20  Primer analysis

Say you have a short sequence that you want to use as a PCR primer. To evaluate if it a suitable primer, you need to know the melting temperature of the sequence. You also need to make sure that it will not fold up on itself so that it cannot bind to the DNA sequence you want to amplify.

Download the files you need for this project:

https://munch-group.org/bioinformatics/supplementary/project_files

Put the files in a folder dedicated to this project. On most computers you can right-click on the link and choose “Save file as…” or “Download linked file”.

Count the number of bases in your candidate primer

Before you can compute the melting temperature, you need to determine how many times each base occurs in the sequence. You can assume that the only characters in the string are A, T, G, and C.

Write a function, count_bases, which takes one argument:

  1. A string, which is a DNA sequence.

The function must return:

  • A dictionary, which in which keys are strings that represent bases and values are integers that represent the number of occurrences of each base. If a base is not found in the sequence, its count must be zero.

Example usage: If the function is called like this:

count_bases("ATGG")

then it should return (not necessarily with key-value pairs in the same order):

{"A": 1, "C": 0, "G": 2, "T": 1}

Compute the melting temperature

Knowing the base composition in your sequence, you can now calculate the melting temperature the double-stranded DNA that forms when your primer pairs up with the sequence to amplify. If the primer has less than 14 bases the formula for calculating melting temperature is:

\[ Temp = (A + T) * 2 + (G + C) * 4 \]

and if the primer has 14 bases or more it is calculated like this:

\[ Temp = 64.9 + 41 * (G + C - 16.4) / (A + T + G + C) \]

The A, T, C, and G in the formulas represent the numbers of A, T, C and G in the DNA primer.

You must write a function that applies these two formulas appropriately by taking the length of the primer into account.

Write a function, melting_temp, which takes one argument:

  1. A string, which is a DNA sequence (your primer).

The function must return:

  • A number, which represents the melting temperature of the double-stranded DNA corresponding to the DNA string given as argument.

Example usage: If the function is called like this:

melting_temp("ATG")

then it should return:

8

Reverse complement the sequence

It is possible that one part of the primer forms base pairs with another part of the primer to form a hairpin structure. To figure out if this can happen to your primer, you need to be able to find the reverse complement of DNA sequence. The reverse complement of a DNA sequence is one where the sequence of bases is first reversed, and then each base is replaced with its Watson-Crick complementary base.

Write a function, reverse_complement, which takes one argument:

  1. A string, which is a DNA sequence.

The function must return:

  • A string, which represents the reverse complement of the DNA string given as argument.

Example usage: If the function is called like this:

reverse_complement("AATTC")

then it should return:

"GAATT"

Check for hairpins

You would like to be able to determine if your primer can fold to form a hairpin with some specified minimum number of consequtive base pairs. We assume that hairpin loops are always at least four bases long and that base pairs in the hairpin can only be Watson-Crick basepairs.
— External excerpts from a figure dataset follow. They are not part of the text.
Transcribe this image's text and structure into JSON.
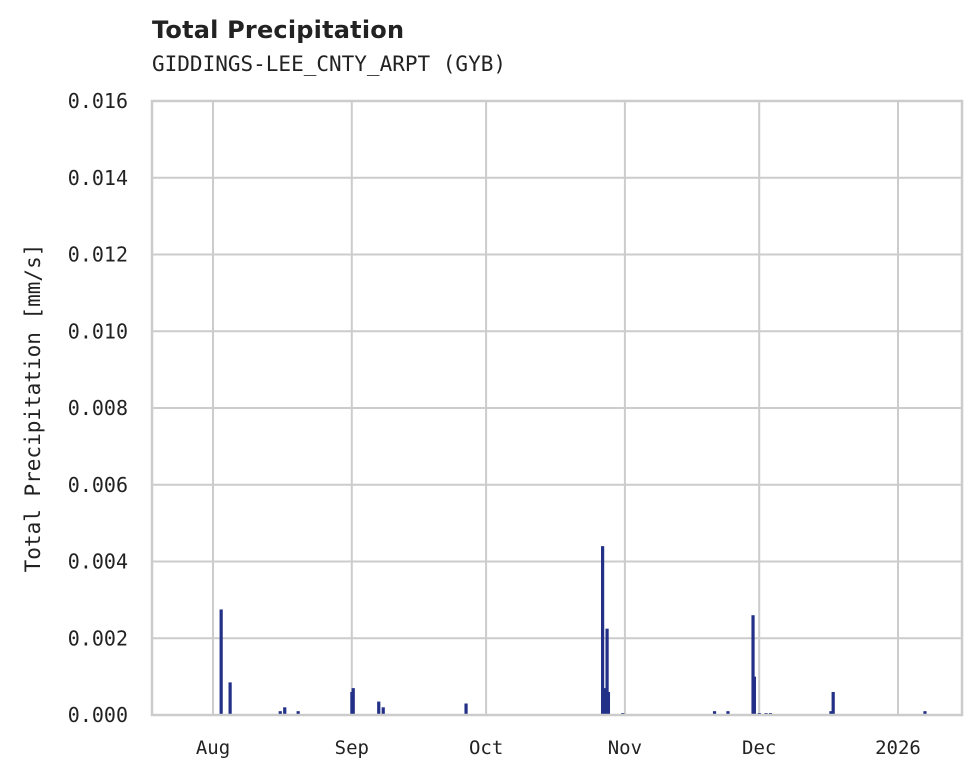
{
  "chart_data": {
    "type": "bar",
    "title": "Total Precipitation",
    "subtitle": "GIDDINGS-LEE_CNTY_ARPT (GYB)",
    "xlabel": "",
    "ylabel": "Total Precipitation [mm/s]",
    "ylim": [
      0,
      0.016
    ],
    "y_ticks": [
      "0.000",
      "0.002",
      "0.004",
      "0.006",
      "0.008",
      "0.010",
      "0.012",
      "0.014",
      "0.016"
    ],
    "x_ticks": [
      "Aug",
      "Sep",
      "Oct",
      "Nov",
      "Dec",
      "2026"
    ],
    "grid": true,
    "color": "#233087",
    "x_day_offsets_from_aug1": [
      1.8,
      3.8,
      15.0,
      16.0,
      19.0,
      31.0,
      31.3,
      37.0,
      38.0,
      56.5,
      87.0,
      87.3,
      88.0,
      88.3,
      91.5,
      112.0,
      115.0,
      120.6,
      120.9,
      122.0,
      123.5,
      124.5,
      138.0,
      138.5,
      159.0
    ],
    "values": [
      0.00275,
      0.00085,
      0.0001,
      0.0002,
      0.0001,
      0.0006,
      0.0007,
      0.00035,
      0.0002,
      0.0003,
      0.0044,
      0.0007,
      0.00225,
      0.0006,
      5e-05,
      0.0001,
      0.0001,
      0.0026,
      0.001,
      5e-05,
      5e-05,
      5e-05,
      0.0001,
      0.0006,
      0.0001
    ]
  }
}
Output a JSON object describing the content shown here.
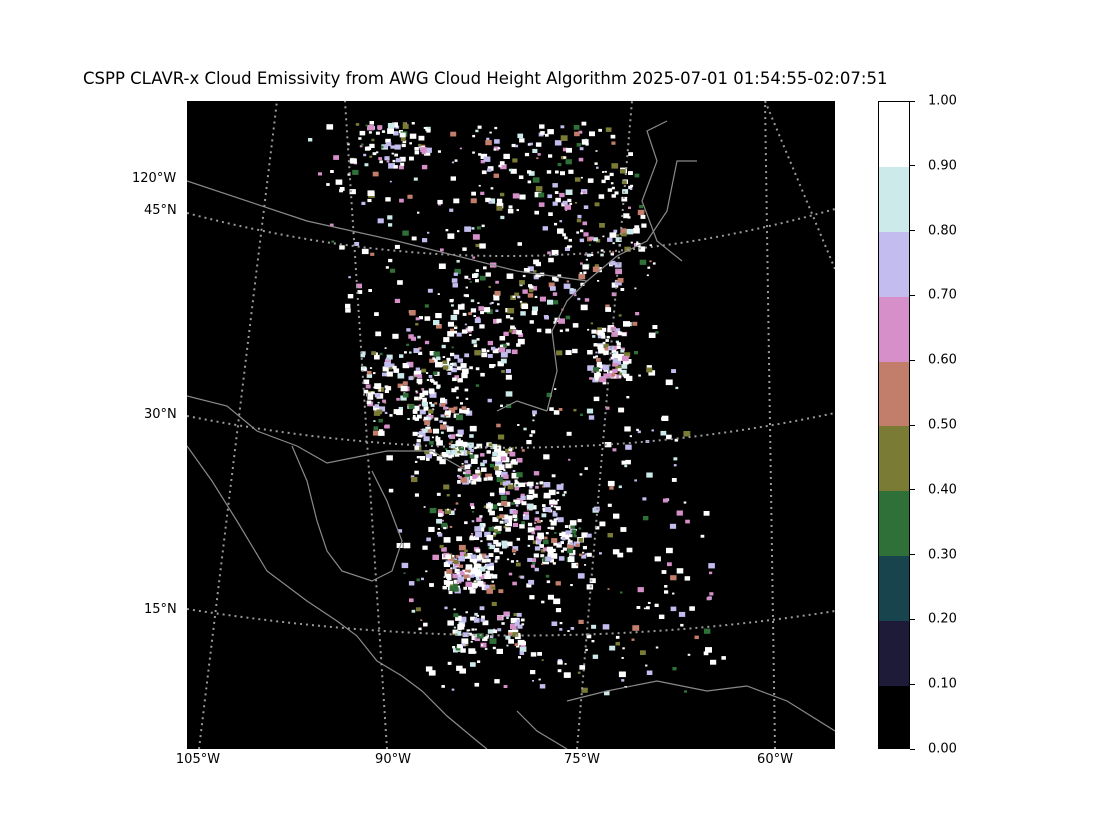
{
  "title": "CSPP CLAVR-x Cloud Emissivity from AWG Cloud Height Algorithm 2025-07-01 01:54:55-02:07:51",
  "map": {
    "lon_ticks": [
      "105°W",
      "90°W",
      "75°W",
      "60°W"
    ],
    "lat_ticks": [
      "120°W",
      "45°N",
      "30°N",
      "15°N"
    ],
    "gridlines": "dotted",
    "coastline_color": "#808080"
  },
  "colorbar": {
    "ticks": [
      "0.00",
      "0.10",
      "0.20",
      "0.30",
      "0.40",
      "0.50",
      "0.60",
      "0.70",
      "0.80",
      "0.90",
      "1.00"
    ],
    "colors": [
      "#000000",
      "#1e1b38",
      "#18444d",
      "#2e7038",
      "#7a7c36",
      "#c27e6a",
      "#d68fc9",
      "#c3bcef",
      "#cdeaea",
      "#ffffff"
    ]
  }
}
Here is an example of a hairpin with five basepairs and a loop of four bases (four Cs):

        C C
      C     C
       A - T
       T - A
       A - T
       T - A
       A - T

To test if a sequence can form a hairpin with at least four consequtive base pairs, you need to test if the sequence contains any subsequence of length four whose reverse complement is identical to another nonoverlapping subsequence. To take into account that the hairpin loop is at least four bases long, any such two subsequences must be separated by at least four bases.
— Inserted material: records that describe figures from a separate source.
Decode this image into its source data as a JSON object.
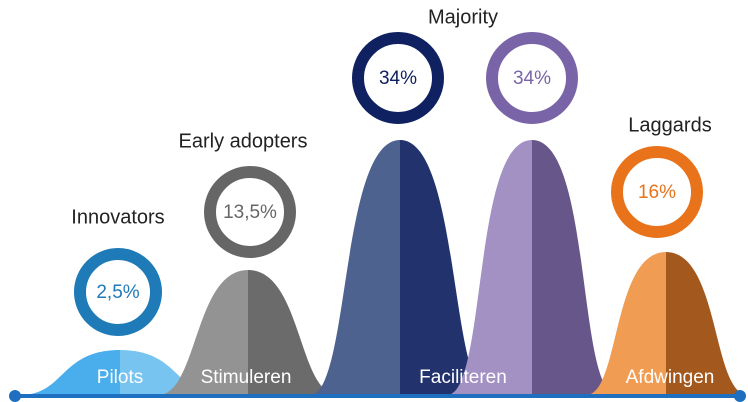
{
  "groups": [
    {
      "title": "Innovators",
      "rings": [
        "2,5%"
      ]
    },
    {
      "title": "Early adopters",
      "rings": [
        "13,5%"
      ]
    },
    {
      "title": "Majority",
      "rings": [
        "34%",
        "34%"
      ]
    },
    {
      "title": "Laggards",
      "rings": [
        "16%"
      ]
    }
  ],
  "phases": [
    "Pilots",
    "Stimuleren",
    "Faciliteren",
    "Afdwingen"
  ]
}
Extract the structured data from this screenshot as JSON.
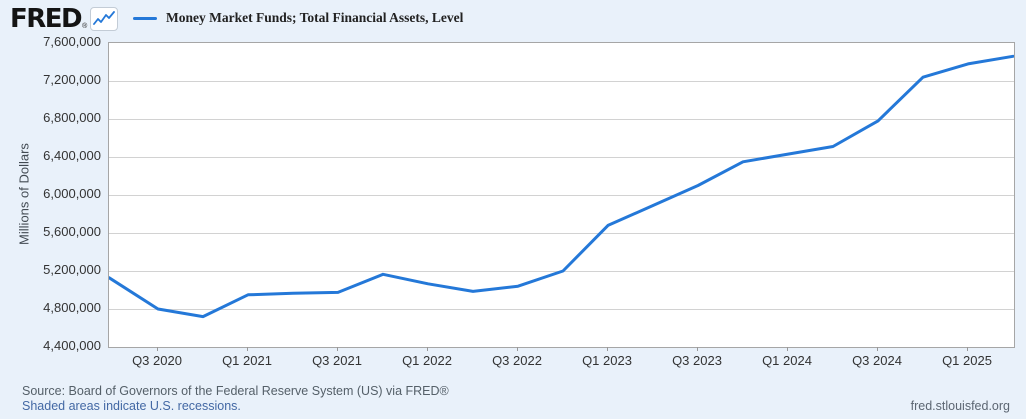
{
  "header": {
    "logo_text": "FRED",
    "logo_reg": "®"
  },
  "colors": {
    "line": "#2478d8",
    "background": "#e9f1fa",
    "plot_background": "#ffffff",
    "gridline": "#d2d2d2",
    "axis_text": "#333333",
    "footer_text": "#556069",
    "link": "#4368a4"
  },
  "footer": {
    "source_line": "Source: Board of Governors of the Federal Reserve System (US) via FRED®",
    "recession_note": "Shaded areas indicate U.S. recessions.",
    "site_url": "fred.stlouisfed.org"
  },
  "chart_data": {
    "type": "line",
    "title": "Money Market Funds; Total Financial Assets, Level",
    "ylabel": "Millions of Dollars",
    "xlabel": "",
    "grid": "horizontal",
    "legend_position": "top-left",
    "line_color": "#2478d8",
    "ylim": [
      4400000,
      7600000
    ],
    "y_ticks": [
      7600000,
      7200000,
      6800000,
      6400000,
      6000000,
      5600000,
      5200000,
      4800000,
      4400000
    ],
    "x_tick_labels": [
      "Q3 2020",
      "Q1 2021",
      "Q3 2021",
      "Q1 2022",
      "Q3 2022",
      "Q1 2023",
      "Q3 2023",
      "Q1 2024",
      "Q3 2024",
      "Q1 2025"
    ],
    "clip_start_value": 5130000,
    "categories": [
      "2020-Q3",
      "2020-Q4",
      "2021-Q1",
      "2021-Q2",
      "2021-Q3",
      "2021-Q4",
      "2022-Q1",
      "2022-Q2",
      "2022-Q3",
      "2022-Q4",
      "2023-Q1",
      "2023-Q2",
      "2023-Q3",
      "2023-Q4",
      "2024-Q1",
      "2024-Q2",
      "2024-Q3",
      "2024-Q4",
      "2025-Q1",
      "2025-Q2"
    ],
    "values": [
      4800000,
      4720000,
      4950000,
      4965000,
      4975000,
      5165000,
      5065000,
      4985000,
      5040000,
      5200000,
      5680000,
      5890000,
      6100000,
      6350000,
      6430000,
      6510000,
      6780000,
      7240000,
      7380000,
      7460000
    ]
  }
}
Write a function, has_hairpin, which takes two arguments:

  1. A string, which is a DNA sequence.
  2. An integer, which represents the minimum number of consequtive base pairs in the hairpins to search for.

The function must return:

  • True if the sequence contains a hairpin of at least the specified length and False otherwise.

Example usage: If the function is called like this:

print(has_hairpin("ATATACCCCTATAT", 4))

then it should return:

True

This is a hard one, so I will give you a bit of help. Here is the function with some parts missing.

def has_hairpin(s, k):
    looplen = 4
    for i in range(len(s)-k+1):
        subs = # Hint A
        right = # Hint B
        revcl = reverse_complement(subs)
        if revcl in right[looplen:]:
            return True
    return False

Hint A: Here you need to extract a substring of length k starting at i. Hint B: Here you need to extract all the sequence to the right of substr.